I thought this was a terrific podcast, an interview with Jason Forthofer at the Missoula Forest Sciences Lab by the Hotshot Wakeup on his Substack. He has a gift for talking about fire models in a way that is easy to understand, at least for TSW-ites and our ilk. And the range of tools he’s working on, and their practical applications, are fascinating. At least to me.
He talks about AI and machine learning .. I’ve always been interested in these new-fangled analysis contraptions, so asked Jason these questions.
When you say “AI” what do you mean exactly? Do you mean machine learning? I kind of thought that that was empirical also, based on loading data into it. But then you mentioned a combination of using your physical model with AI. We have many older readers so if you could explain this a bit more (or anything else you wanted to say but did not get to, or links to key papers), that would be great!
Below are his answers.
Yes, when I was saying “AI” I was primarily talking about machine learning. I often use these terms interchangeably, but I understand that there are some differences. In the context of the spread model work we are doing with Google, we are using machine learning, and specifically a method called deep learning which uses the idea of neural network.
I would say that you are correct that AI and machine learning could be considered essentially empirical models. And yes, often these models use learning data that comes from measurements of actual phenomena. So in the case of fire spread for example, you could burn some fires in a laboratory and vary, say, the wind speed and measure the outcome (let’s say you measure the fire’s spread rate). An empirical model would, in one way or another, correlate the input (wind speed) to the outcome (fire spread rate). For simple cases like this you could do a curve fit to the data, just like you might learn in an elementary physics or math class (one common method is the “least squares” fit). You could also use a more sophisticated and complex method like machine learning. From my limited experience with machine learning, I would say that it really is like a kind of very sophisticated “curve fitting” method. As the phenomena you are trying to model get more complex, for example many different inputs and outputs and also complex relations between the variables, more complex methods like machine learning may work better than the simpler methods.
But machine learning can also use data that is output from another model instead of actual measurements of the real phenomena, which is what we are doing in collaboration with Google. Instead of the machine learning algorithm using lab or field measurements to learn from, we are feeding it input/output from our relatively slow running physically-based model of fire spread. The whole purpose of doing this is to have a predictive model that is fast running. To give you an idea of the speed up in the computation, some preliminary investigations we have done show that the machine learning model (that learns from our physically based model) can predict fire spread somewhere around 100,000 times faster than the original physically-based model. The huge benefit of this is that it essentially allows us to use our machine learning model to predict fire spread over large landscapes (where tens of thousands or more of these small fire behavior calculations must be done). It would not be feasible to do such a simulation using the original physically-based model.
When I think about different research that uses machine learning, I think it’s safe in the hands of folks like Jason who are experienced with the real-world processes he models. If you are trying to relate machine learning to old processes that you understand, like, say linear regression, I thought that this Forbes article is helpful. Let’s be careful out there!
Pattern verification is an especially powerful way of using machine learning models to both to confirm that they are picking up on theoretically suggested signals and, perhaps even more importantly, to understand the biases and nuances of the underlying data. Unrelated variables moving together can reveal a powerful and undiscovered new connection with strong predictive or explanatory power. On the other hand, they could just as easily represent spurious statistical noise or a previously undetected bias in the data.
Bias detection is all the more critical as we deploy machine learning systems in applications with real world impact using datasets we understand little about.

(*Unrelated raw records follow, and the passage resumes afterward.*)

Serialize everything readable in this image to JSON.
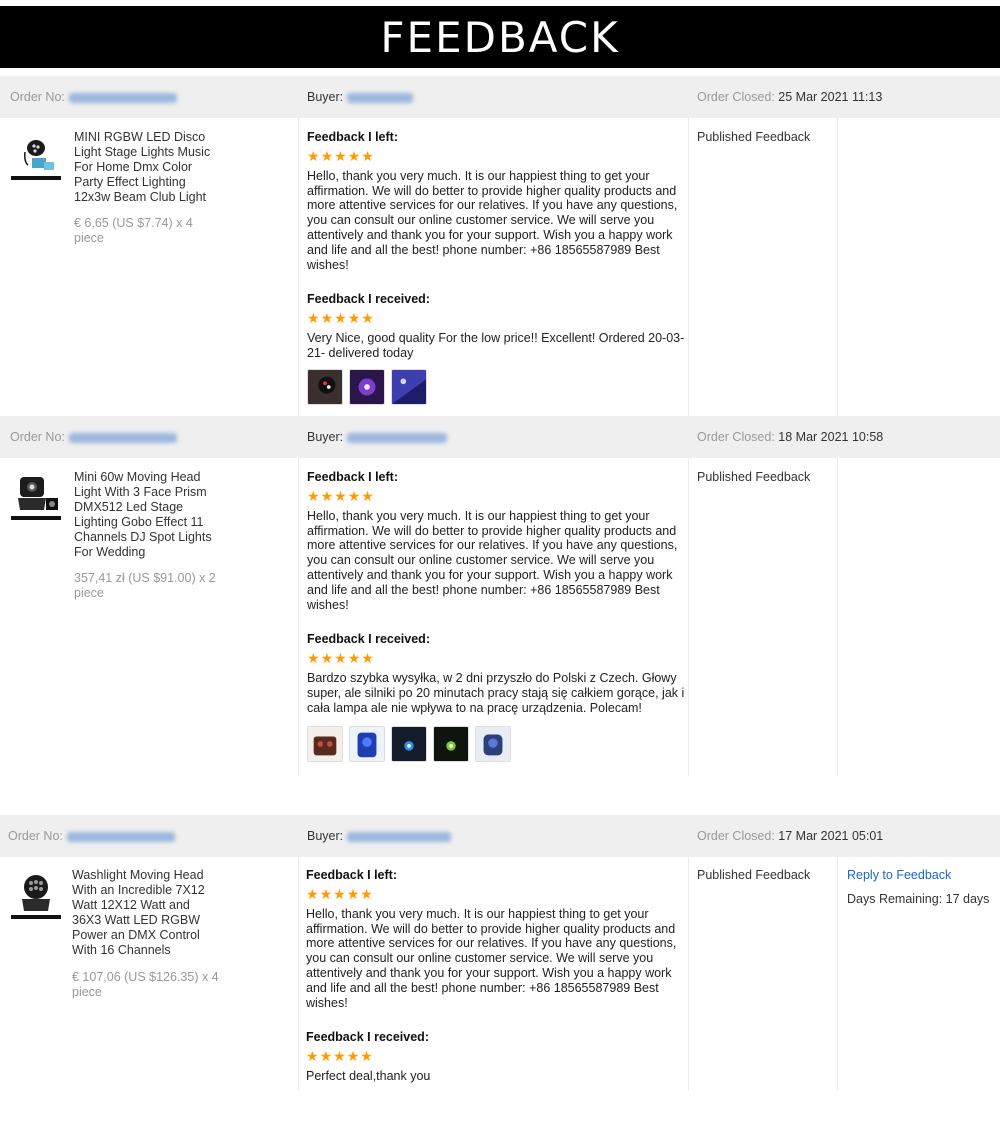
{
  "banner": {
    "title": "FEEDBACK"
  },
  "labels": {
    "order_no": "Order No:",
    "buyer": "Buyer:",
    "order_closed": "Order Closed:",
    "feedback_left": "Feedback I left:",
    "feedback_received": "Feedback I received:",
    "published": "Published Feedback"
  },
  "colors": {
    "star": "#ff9b00",
    "link": "#1a66cc",
    "header_bg": "#efefef",
    "banner_bg": "#000000"
  },
  "orders": [
    {
      "closed_date": "25 Mar 2021 11:13",
      "product_title": "MINI RGBW LED Disco Light Stage Lights Music For Home Dmx Color Party Effect Lighting 12x3w Beam Club Light",
      "price": "€ 6,65 (US $7.74) x 4 piece",
      "left_rating": 5,
      "left_text": "Hello, thank you very much. It is our happiest thing to get your affirmation. We will do better to provide higher quality products and more attentive services for our relatives. If you have any questions, you can consult our online customer service. We will serve you attentively and thank you for your support. Wish you a happy work and life and all the best! phone number: +86 18565587989 Best wishes!",
      "received_rating": 5,
      "received_text": "Very Nice, good quality For the low price!! Excellent! Ordered 20-03-21- delivered today",
      "photo_count": 3
    },
    {
      "closed_date": "18 Mar 2021 10:58",
      "product_title": "Mini 60w Moving Head Light With 3 Face Prism DMX512 Led Stage Lighting Gobo Effect 11 Channels DJ Spot Lights For Wedding",
      "price": "357,41 zł (US $91.00) x 2 piece",
      "left_rating": 5,
      "left_text": "Hello, thank you very much. It is our happiest thing to get your affirmation. We will do better to provide higher quality products and more attentive services for our relatives. If you have any questions, you can consult our online customer service. We will serve you attentively and thank you for your support. Wish you a happy work and life and all the best! phone number: +86 18565587989 Best wishes!",
      "received_rating": 5,
      "received_text": "Bardzo szybka wysyłka, w 2 dni przyszło do Polski z Czech. Głowy super, ale silniki po 20 minutach pracy stają się całkiem gorące, jak i cała lampa ale nie wpływa to na pracę urządzenia. Polecam!",
      "photo_count": 5
    },
    {
      "closed_date": "17 Mar 2021 05:01",
      "product_title": "Washlight Moving Head With an Incredible 7X12 Watt 12X12 Watt and 36X3 Watt LED RGBW Power an DMX Control With 16 Channels",
      "price": "€ 107,06 (US $126.35) x 4 piece",
      "left_rating": 5,
      "left_text": "Hello, thank you very much. It is our happiest thing to get your affirmation. We will do better to provide higher quality products and more attentive services for our relatives. If you have any questions, you can consult our online customer service. We will serve you attentively and thank you for your support. Wish you a happy work and life and all the best! phone number: +86 18565587989 Best wishes!",
      "received_rating": 5,
      "received_text": "Perfect deal,thank you",
      "photo_count": 0,
      "reply_link": "Reply to Feedback",
      "days_remaining": "Days Remaining: 17 days"
    }
  ]
}
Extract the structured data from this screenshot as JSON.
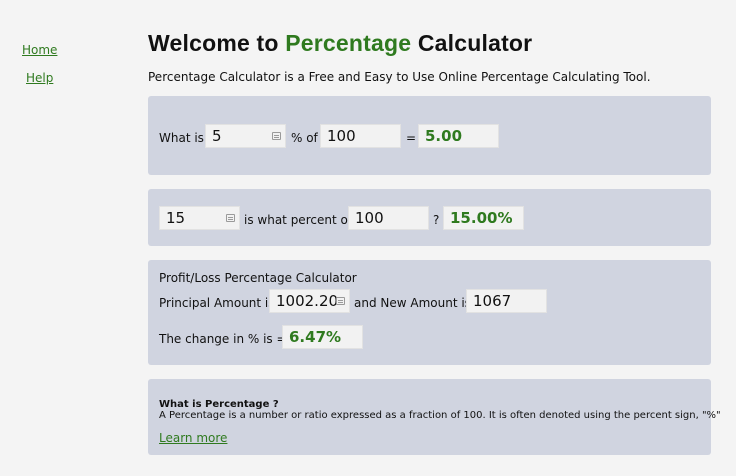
{
  "nav": {
    "home": "Home",
    "help": "Help"
  },
  "header": {
    "title_prefix": "Welcome to ",
    "title_accent": "Percentage",
    "title_suffix": " Calculator",
    "subtitle": "Percentage Calculator is a Free and Easy to Use Online Percentage Calculating Tool."
  },
  "calc1": {
    "label_what_is": "What is",
    "percent_value": "5",
    "label_percent_of": "% of",
    "base_value": "100",
    "label_equals": "=",
    "result": "5.00"
  },
  "calc2": {
    "part_value": "15",
    "label_is_what_percent_of": "is what percent of",
    "whole_value": "100",
    "label_question": "?",
    "result": "15.00%"
  },
  "profit_loss": {
    "title": "Profit/Loss Percentage Calculator",
    "label_principal": "Principal Amount is",
    "principal_value": "1002.20",
    "label_new_amount": "and New Amount is",
    "new_amount_value": "1067",
    "label_change": "The change in % is =",
    "result": "6.47%"
  },
  "info": {
    "heading": "What is Percentage ?",
    "description": "A Percentage is a number or ratio expressed as a fraction of 100. It is often denoted using the percent sign, \"%\"",
    "learn_more": "Learn more"
  },
  "colors": {
    "accent": "#2f7a1f",
    "panel": "#d0d4e0",
    "background": "#f4f4f4"
  }
}
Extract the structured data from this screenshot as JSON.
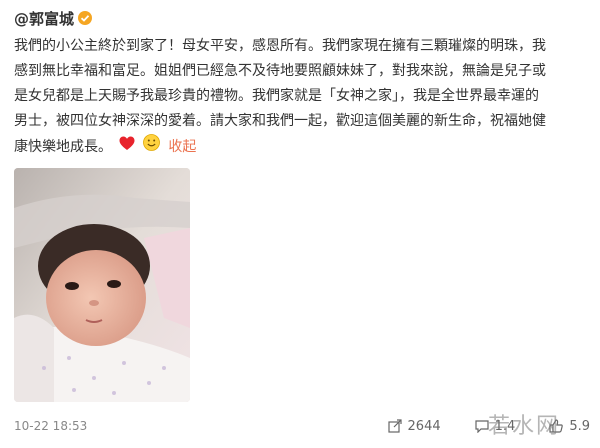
{
  "post": {
    "author_handle": "@郭富城",
    "verified_icon": "verified-badge-icon",
    "lines": [
      "我們的小公主終於到家了！母女平安，感恩所有。我們家現在擁有三顆璀燦的明珠，我",
      "感到無比幸福和富足。姐姐們已經急不及待地要照顧妹妹了，對我來說，無論是兒子或",
      "是女兒都是上天賜予我最珍貴的禮物。我們家就是「女神之家」，我是全世界最幸運的",
      "男士，被四位女神深深的愛着。請大家和我們一起，歡迎這個美麗的新生命，祝福她健",
      "康快樂地成長。"
    ],
    "emojis": [
      "heart-icon",
      "smile-icon"
    ],
    "collapse_label": "收起",
    "accent_color": "#eb7350",
    "photo_alt_icon": "newborn-baby-photo"
  },
  "footer": {
    "timestamp": "10-22 18:53",
    "share_count": "2644",
    "comment_count": "1.4",
    "like_count": "5.9",
    "watermark": "若水网"
  }
}
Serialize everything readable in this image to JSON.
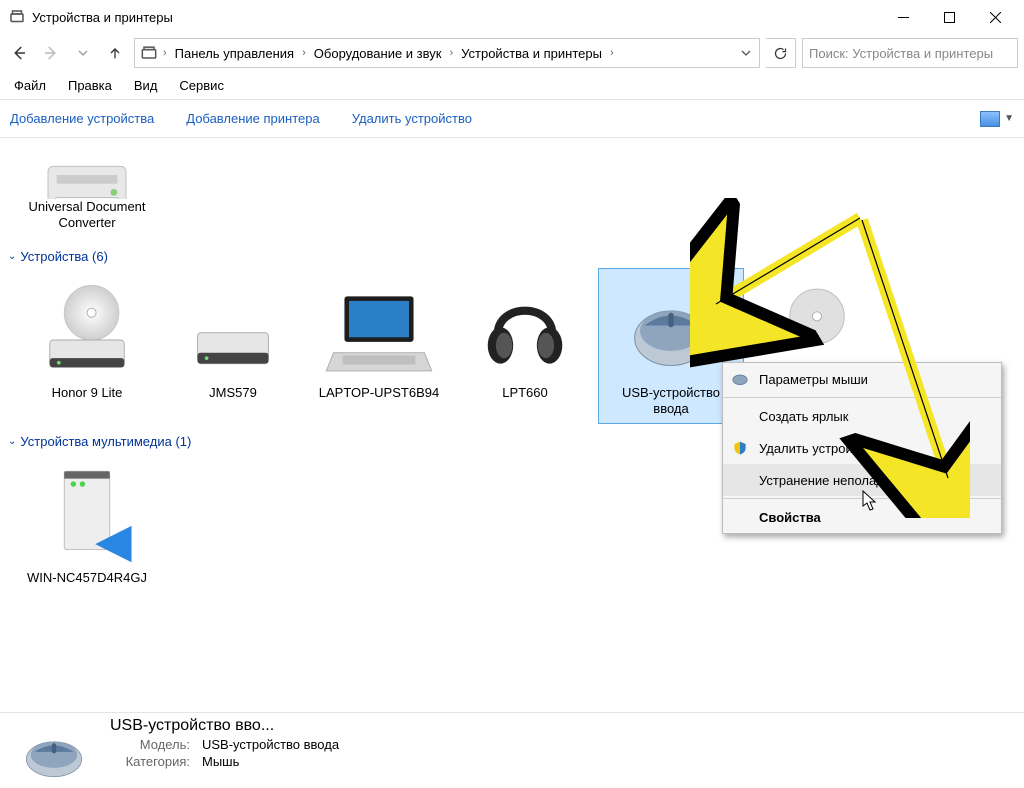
{
  "window": {
    "title": "Устройства и принтеры"
  },
  "breadcrumb": {
    "items": [
      "Панель управления",
      "Оборудование и звук",
      "Устройства и принтеры"
    ]
  },
  "search": {
    "placeholder": "Поиск: Устройства и принтеры"
  },
  "menubar": {
    "file": "Файл",
    "edit": "Правка",
    "view": "Вид",
    "service": "Сервис"
  },
  "toolbar": {
    "add_device": "Добавление устройства",
    "add_printer": "Добавление принтера",
    "remove_device": "Удалить устройство"
  },
  "groups": {
    "printers_device": "Universal Document Converter",
    "devices_header": "Устройства (6)",
    "devices": [
      "Honor 9 Lite",
      "JMS579",
      "LAPTOP-UPST6B94",
      "LPT660",
      "USB-устройство ввода"
    ],
    "multimedia_header": "Устройства мультимедиа (1)",
    "multimedia_device": "WIN-NC457D4R4GJ"
  },
  "context_menu": {
    "mouse_settings": "Параметры мыши",
    "create_shortcut": "Создать ярлык",
    "remove_device": "Удалить устройство",
    "troubleshoot": "Устранение неполадок",
    "properties": "Свойства"
  },
  "details": {
    "title": "USB-устройство вво...",
    "model_label": "Модель:",
    "model_value": "USB-устройство ввода",
    "category_label": "Категория:",
    "category_value": "Мышь"
  }
}
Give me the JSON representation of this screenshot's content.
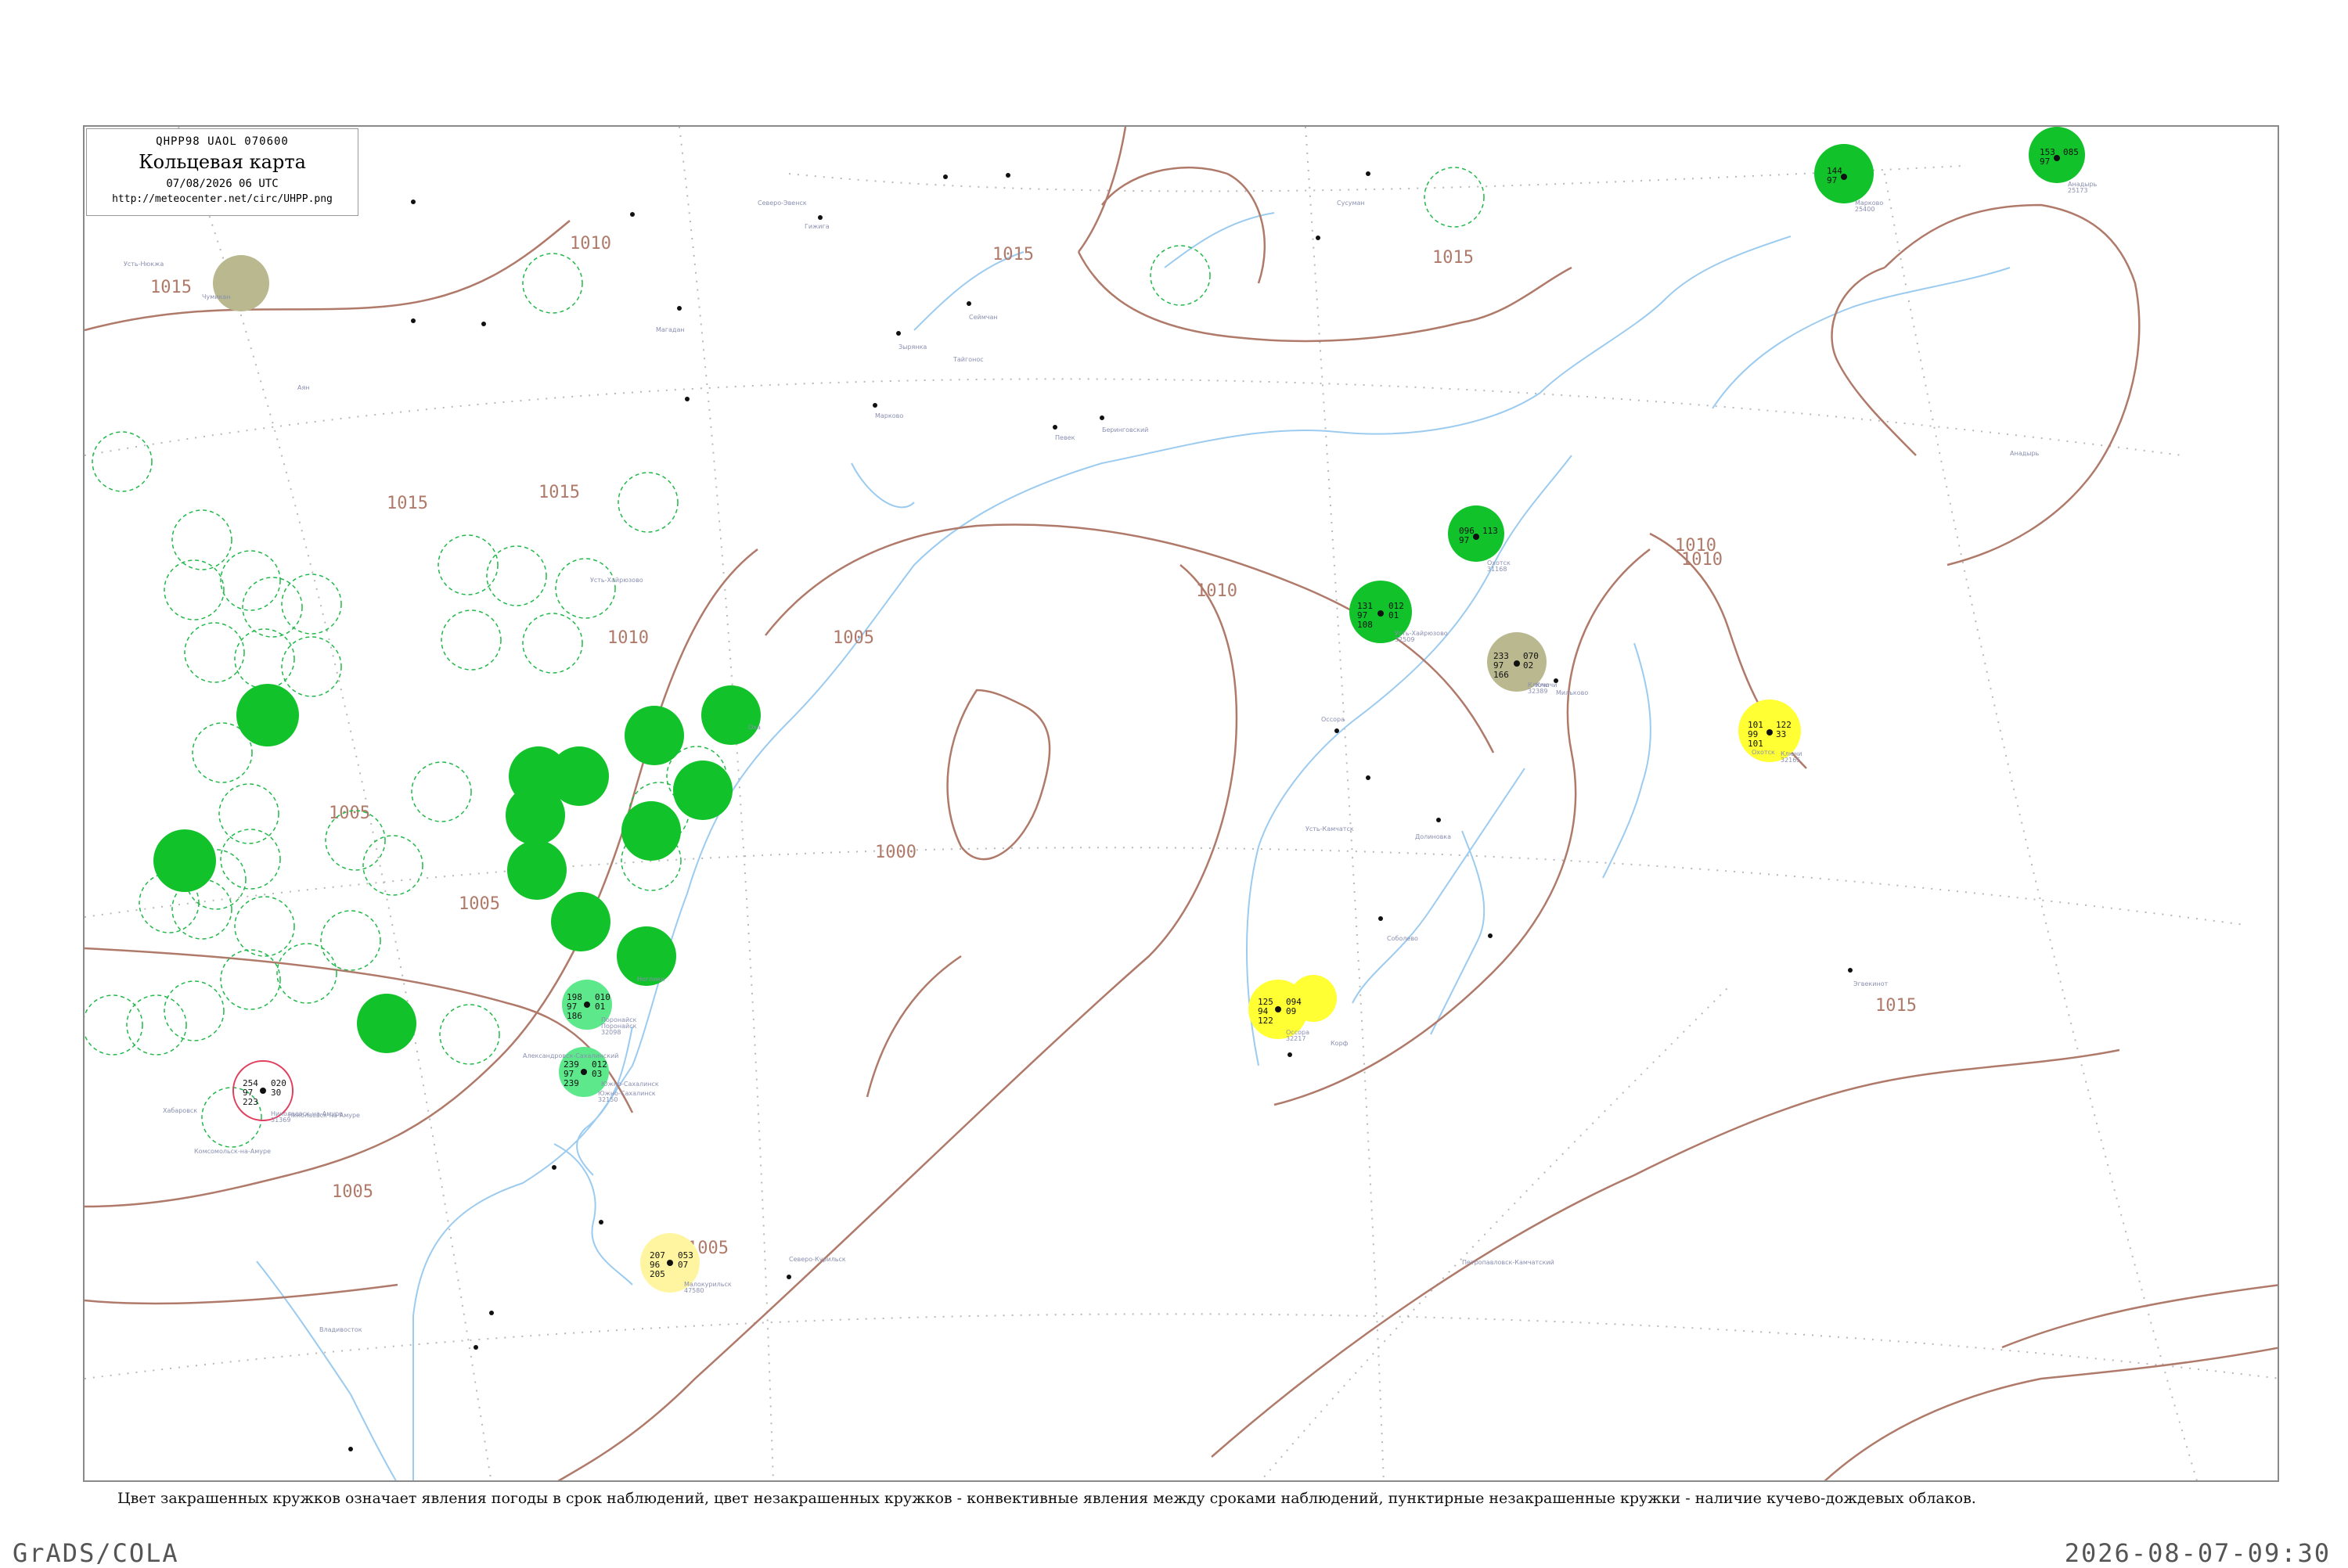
{
  "header": {
    "code_line": "QHPP98  UAOL  070600",
    "title": "Кольцевая карта",
    "date_line": "07/08/2026 06 UTC",
    "url": "http://meteocenter.net/circ/UHPP.png"
  },
  "caption": "Цвет закрашенных кружков означает явления погоды в срок наблюдений, цвет незакрашенных кружков - конвективные явления между сроками наблюдений, пунктирные незакрашенные кружки - наличие кучево-дождевых облаков.",
  "footer": {
    "software": "GrADS/COLA",
    "timestamp": "2026-08-07-09:30"
  },
  "colors": {
    "isobar": "#b07a6a",
    "coast": "#9ccbf0",
    "grid": "#b8b8b8",
    "rain": "#11c22b",
    "rain_light": "#5de88b",
    "thunder_yellow": "#ffff33",
    "fog": "#b9b88f",
    "pale_yellow": "#fff5a0",
    "dashed_cb": "#22b84a",
    "convective_red": "#e04060"
  },
  "isobar_labels": [
    {
      "text": "1015"
    },
    {
      "text": "1015"
    },
    {
      "text": "1015"
    },
    {
      "text": "1015"
    },
    {
      "text": "1010"
    },
    {
      "text": "1010"
    },
    {
      "text": "1010"
    },
    {
      "text": "1010"
    },
    {
      "text": "1005"
    },
    {
      "text": "1005"
    },
    {
      "text": "1005"
    },
    {
      "text": "1005"
    },
    {
      "text": "1005"
    },
    {
      "text": "1000"
    },
    {
      "text": "1015"
    },
    {
      "text": "1015"
    },
    {
      "text": "1010"
    }
  ],
  "stations": [
    {
      "id": "32165",
      "name": "Ключи",
      "pressure": "101",
      "temp": "99",
      "dew": "101",
      "tend": "122",
      "val2": "33",
      "fill": "yellow"
    },
    {
      "id": "32389",
      "name": "Ключи",
      "pressure": "233",
      "temp": "97",
      "dew": "166",
      "tend": "070",
      "val2": "02",
      "fill": "fog"
    },
    {
      "id": "32217",
      "name": "Оссора",
      "pressure": "125",
      "temp": "94",
      "dew": "122",
      "tend": "094",
      "val2": "09",
      "fill": "yellow"
    },
    {
      "id": "32509",
      "name": "Усть-Хайрюзово",
      "pressure": "131",
      "temp": "97",
      "dew": "108",
      "tend": "012",
      "val2": "01",
      "fill": "rain"
    },
    {
      "id": "31168",
      "name": "Охотск",
      "pressure": "096",
      "temp": "97",
      "dew": "",
      "tend": "113",
      "val2": "",
      "fill": "rain"
    },
    {
      "id": "25173",
      "name": "Анадырь",
      "pressure": "153",
      "temp": "97",
      "dew": "",
      "tend": "085",
      "val2": "",
      "fill": "rain"
    },
    {
      "id": "25400",
      "name": "Марково",
      "pressure": "144",
      "temp": "97",
      "dew": "",
      "tend": "",
      "val2": "",
      "fill": "rain"
    },
    {
      "id": "32098",
      "name": "Поронайск",
      "pressure": "198",
      "temp": "97",
      "dew": "186",
      "tend": "010",
      "val2": "01",
      "fill": "rain_light"
    },
    {
      "id": "32150",
      "name": "Южно-Сахалинск",
      "pressure": "239",
      "temp": "97",
      "dew": "239",
      "tend": "012",
      "val2": "03",
      "fill": "rain_light"
    },
    {
      "id": "47580",
      "name": "Малокурильск",
      "pressure": "207",
      "temp": "96",
      "dew": "205",
      "tend": "053",
      "val2": "07",
      "fill": "pale_yellow"
    },
    {
      "id": "31369",
      "name": "Николаевск-на-Амуре",
      "pressure": "254",
      "temp": "97",
      "dew": "223",
      "tend": "020",
      "val2": "30",
      "fill": "convective"
    }
  ],
  "station_names": [
    "Усть-Нюкжа",
    "Чумикан",
    "Аян",
    "Охотск",
    "Магадан",
    "Северо-Курильск",
    "Петропавловск-Камчатский",
    "Усть-Камчатск",
    "Оссора",
    "Эгвекинот",
    "Певек",
    "Анадырь",
    "Беринговский",
    "Марково",
    "Зырянка",
    "Сеймчан",
    "Сусуман",
    "Хабаровск",
    "Комсомольск-на-Амуре",
    "Николаевск-на-Амуре",
    "Поронайск",
    "Южно-Сахалинск",
    "Александровск-Сахалинский",
    "Ноглики",
    "Оха",
    "Владивосток",
    "Корф",
    "Соболево",
    "Долиновка",
    "Мильково",
    "Усть-Хайрюзово",
    "Ключи",
    "Северо-Эвенск",
    "Тайгонос",
    "Гижига"
  ]
}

Perhaps the biggest issue with current machine learning trends, however, is our flawed tendency to interpret or describe the patterns captured in models as causative rather than correlations of unknown veracity, accuracy or impact.
One of the most basic tenants of statistics is that correlation does not imply causation. In turn, a signal’s predictive power does not necessarily imply in any way that that signal is actually related to or explains the phenomena being predicted.